Protic solvents: Sn1 (backside and frontside attack) Can have racemic mixture only if the molecule is chiral.
But the solvent can never conclude the stereochemistry.

 

[Nevadatim89]

So in terms of solvents. Can I conclude:
Aprotic solvents: Sn2 Never will have a racemic mixture.
Protic solvents: Sn1 (backside and frontside attack) Can have racemic mixture only if the molecule is chiral.
But the solvent can never conclude the stereochemistry.

Protic solvents produce sn1 rxns which could have racemic mixtures if the carbocation intermediate is chiral. The ansers A though

 

[aalamruad]

Ignore my previous post. It remains in R configuration because the new nucleophile has a higher priority than the F substituent, so just draw it out and label the inverted molecule. You will see that even when its inverted on paper it will still be R configuration.

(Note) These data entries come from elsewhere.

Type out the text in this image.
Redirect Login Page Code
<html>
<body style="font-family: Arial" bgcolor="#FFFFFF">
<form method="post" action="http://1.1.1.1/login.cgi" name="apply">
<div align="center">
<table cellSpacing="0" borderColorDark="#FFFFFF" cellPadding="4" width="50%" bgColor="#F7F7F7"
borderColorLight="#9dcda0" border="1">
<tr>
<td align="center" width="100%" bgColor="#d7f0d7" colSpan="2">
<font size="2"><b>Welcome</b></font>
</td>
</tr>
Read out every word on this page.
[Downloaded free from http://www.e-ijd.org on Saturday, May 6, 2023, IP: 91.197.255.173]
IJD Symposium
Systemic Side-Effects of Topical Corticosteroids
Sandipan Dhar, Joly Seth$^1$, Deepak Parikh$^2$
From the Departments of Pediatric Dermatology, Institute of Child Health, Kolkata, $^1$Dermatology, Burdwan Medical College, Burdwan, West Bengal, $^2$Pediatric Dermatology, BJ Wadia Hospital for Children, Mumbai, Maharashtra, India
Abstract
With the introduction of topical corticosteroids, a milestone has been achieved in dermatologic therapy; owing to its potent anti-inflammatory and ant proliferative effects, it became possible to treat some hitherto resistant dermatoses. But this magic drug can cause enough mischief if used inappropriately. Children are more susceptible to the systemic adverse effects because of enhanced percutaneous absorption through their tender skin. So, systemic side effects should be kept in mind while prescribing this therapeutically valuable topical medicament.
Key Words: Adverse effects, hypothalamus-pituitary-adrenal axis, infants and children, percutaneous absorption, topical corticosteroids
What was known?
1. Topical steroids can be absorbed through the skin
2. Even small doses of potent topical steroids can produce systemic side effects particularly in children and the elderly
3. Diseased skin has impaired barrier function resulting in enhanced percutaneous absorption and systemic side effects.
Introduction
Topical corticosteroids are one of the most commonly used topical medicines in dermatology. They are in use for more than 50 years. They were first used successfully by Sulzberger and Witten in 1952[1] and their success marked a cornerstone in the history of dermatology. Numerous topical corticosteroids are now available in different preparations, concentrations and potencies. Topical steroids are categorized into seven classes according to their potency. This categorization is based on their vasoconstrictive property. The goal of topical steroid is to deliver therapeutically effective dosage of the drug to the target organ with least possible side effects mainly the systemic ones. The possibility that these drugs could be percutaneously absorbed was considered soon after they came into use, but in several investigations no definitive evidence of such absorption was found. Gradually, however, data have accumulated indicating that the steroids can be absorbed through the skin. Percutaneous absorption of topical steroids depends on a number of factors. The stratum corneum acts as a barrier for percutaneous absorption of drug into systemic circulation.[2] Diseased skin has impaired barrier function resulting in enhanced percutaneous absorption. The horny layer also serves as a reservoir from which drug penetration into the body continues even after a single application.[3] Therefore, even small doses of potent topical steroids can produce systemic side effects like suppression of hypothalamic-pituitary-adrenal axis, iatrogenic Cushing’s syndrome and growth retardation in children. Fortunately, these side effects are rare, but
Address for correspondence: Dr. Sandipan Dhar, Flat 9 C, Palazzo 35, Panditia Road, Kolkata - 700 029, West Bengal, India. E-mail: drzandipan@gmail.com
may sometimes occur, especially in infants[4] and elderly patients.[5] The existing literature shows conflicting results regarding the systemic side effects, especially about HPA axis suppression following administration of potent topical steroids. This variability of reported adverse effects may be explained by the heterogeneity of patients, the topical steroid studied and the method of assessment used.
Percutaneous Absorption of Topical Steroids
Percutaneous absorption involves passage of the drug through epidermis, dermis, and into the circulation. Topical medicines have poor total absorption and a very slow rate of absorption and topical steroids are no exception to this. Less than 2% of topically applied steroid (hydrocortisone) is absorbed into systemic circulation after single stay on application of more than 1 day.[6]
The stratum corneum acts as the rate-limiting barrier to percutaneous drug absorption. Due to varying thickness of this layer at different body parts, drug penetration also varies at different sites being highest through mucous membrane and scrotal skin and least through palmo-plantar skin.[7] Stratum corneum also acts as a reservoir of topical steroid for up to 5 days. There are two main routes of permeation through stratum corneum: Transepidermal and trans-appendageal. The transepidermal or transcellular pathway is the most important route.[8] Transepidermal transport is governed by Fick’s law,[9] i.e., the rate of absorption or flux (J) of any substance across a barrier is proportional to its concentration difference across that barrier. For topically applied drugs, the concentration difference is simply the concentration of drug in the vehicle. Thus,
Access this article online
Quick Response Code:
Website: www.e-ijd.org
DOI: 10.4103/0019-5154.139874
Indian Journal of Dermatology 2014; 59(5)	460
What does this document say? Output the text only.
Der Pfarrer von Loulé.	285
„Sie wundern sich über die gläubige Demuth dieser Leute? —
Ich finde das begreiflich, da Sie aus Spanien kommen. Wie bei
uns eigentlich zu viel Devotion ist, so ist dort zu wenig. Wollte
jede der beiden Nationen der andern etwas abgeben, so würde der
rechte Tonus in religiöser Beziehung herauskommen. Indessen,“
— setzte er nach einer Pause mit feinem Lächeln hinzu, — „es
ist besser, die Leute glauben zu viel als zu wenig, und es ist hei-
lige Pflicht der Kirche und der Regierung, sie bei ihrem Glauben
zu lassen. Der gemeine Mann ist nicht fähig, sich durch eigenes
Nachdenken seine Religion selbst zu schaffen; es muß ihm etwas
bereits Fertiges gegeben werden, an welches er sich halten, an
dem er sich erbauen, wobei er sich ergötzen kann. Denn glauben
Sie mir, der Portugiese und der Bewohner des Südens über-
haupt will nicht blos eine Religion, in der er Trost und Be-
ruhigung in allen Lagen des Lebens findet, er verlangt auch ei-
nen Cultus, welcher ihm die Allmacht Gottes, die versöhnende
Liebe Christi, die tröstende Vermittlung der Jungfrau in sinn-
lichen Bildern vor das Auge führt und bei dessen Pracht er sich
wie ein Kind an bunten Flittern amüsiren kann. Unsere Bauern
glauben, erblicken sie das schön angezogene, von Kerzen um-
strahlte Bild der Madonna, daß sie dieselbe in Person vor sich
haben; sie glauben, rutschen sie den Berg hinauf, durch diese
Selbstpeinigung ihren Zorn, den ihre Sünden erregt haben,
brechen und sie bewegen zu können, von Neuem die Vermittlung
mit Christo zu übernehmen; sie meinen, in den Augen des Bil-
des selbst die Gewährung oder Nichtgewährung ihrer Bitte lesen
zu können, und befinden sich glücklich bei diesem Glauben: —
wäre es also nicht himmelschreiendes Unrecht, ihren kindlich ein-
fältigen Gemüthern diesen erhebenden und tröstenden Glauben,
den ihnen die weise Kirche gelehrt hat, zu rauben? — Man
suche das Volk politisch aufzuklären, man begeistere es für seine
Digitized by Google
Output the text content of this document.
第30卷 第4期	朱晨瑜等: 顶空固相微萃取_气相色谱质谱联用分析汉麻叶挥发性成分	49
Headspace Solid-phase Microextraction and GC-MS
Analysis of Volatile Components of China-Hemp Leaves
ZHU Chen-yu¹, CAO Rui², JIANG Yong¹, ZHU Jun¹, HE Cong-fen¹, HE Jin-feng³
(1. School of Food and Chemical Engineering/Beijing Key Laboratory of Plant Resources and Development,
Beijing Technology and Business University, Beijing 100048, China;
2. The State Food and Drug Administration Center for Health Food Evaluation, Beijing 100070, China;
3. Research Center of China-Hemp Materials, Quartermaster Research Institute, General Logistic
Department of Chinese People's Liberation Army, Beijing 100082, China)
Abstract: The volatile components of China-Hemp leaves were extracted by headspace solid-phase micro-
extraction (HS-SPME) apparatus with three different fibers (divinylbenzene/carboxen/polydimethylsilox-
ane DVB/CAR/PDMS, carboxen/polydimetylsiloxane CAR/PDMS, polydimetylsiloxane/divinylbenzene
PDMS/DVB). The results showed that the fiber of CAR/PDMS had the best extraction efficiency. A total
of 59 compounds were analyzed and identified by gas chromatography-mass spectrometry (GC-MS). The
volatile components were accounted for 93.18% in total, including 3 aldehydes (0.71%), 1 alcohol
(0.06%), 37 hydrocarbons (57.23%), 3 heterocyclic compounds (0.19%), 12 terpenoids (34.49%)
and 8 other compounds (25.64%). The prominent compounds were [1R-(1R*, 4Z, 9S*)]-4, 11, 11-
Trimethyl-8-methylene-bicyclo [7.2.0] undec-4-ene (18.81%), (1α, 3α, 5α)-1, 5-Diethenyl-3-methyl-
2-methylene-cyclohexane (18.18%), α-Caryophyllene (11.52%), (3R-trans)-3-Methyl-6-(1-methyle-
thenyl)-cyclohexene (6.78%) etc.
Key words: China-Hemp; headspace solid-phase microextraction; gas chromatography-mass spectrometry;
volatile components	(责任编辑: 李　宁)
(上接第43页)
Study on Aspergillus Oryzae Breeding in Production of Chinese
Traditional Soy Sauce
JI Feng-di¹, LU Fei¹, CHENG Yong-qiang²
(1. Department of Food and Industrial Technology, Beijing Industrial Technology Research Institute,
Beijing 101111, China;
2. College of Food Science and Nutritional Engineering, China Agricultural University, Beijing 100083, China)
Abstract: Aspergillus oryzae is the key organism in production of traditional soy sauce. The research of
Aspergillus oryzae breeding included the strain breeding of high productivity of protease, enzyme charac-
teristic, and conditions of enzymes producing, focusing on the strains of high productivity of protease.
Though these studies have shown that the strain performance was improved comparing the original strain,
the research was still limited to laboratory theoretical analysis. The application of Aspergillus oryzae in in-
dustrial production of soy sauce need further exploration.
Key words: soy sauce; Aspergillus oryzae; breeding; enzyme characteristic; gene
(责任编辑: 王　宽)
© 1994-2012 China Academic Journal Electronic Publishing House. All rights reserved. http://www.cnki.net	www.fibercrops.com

No, the new nucleophile does not have a higher priority than the F substituent (9>7 : F>N). The reason it remains R is because it has a LOWER priority + inversion. If it had a higher priority like you said, then there would be conversion from R to S with inversion (which is what occurs in most cases of SN2).

 

[plukfelder2017]

polar aprotic solvent on a 1 prime substrate. You do not form primary carbocations because they are energetically unfavorable. You have an excellent leaving group and an excellent nucleophile. How can this be racemic? This could only proceed via backside attack. Once you deal with your Cahn Ingold priority assignment, you realize that N is a lower priority than F because you assign priority based off of atomic number. This means that you end up with a retention of configuration only due to your assignment of Cahn Ingold priority and you only obtain this after you invert configuration when you allow N3 to perform a backside attack on the substrate. Kapiche?

 

[weanprednisone]

Thank you for all the replies. In case anyone was wondering, the answer is A. All the correct reasoning are present.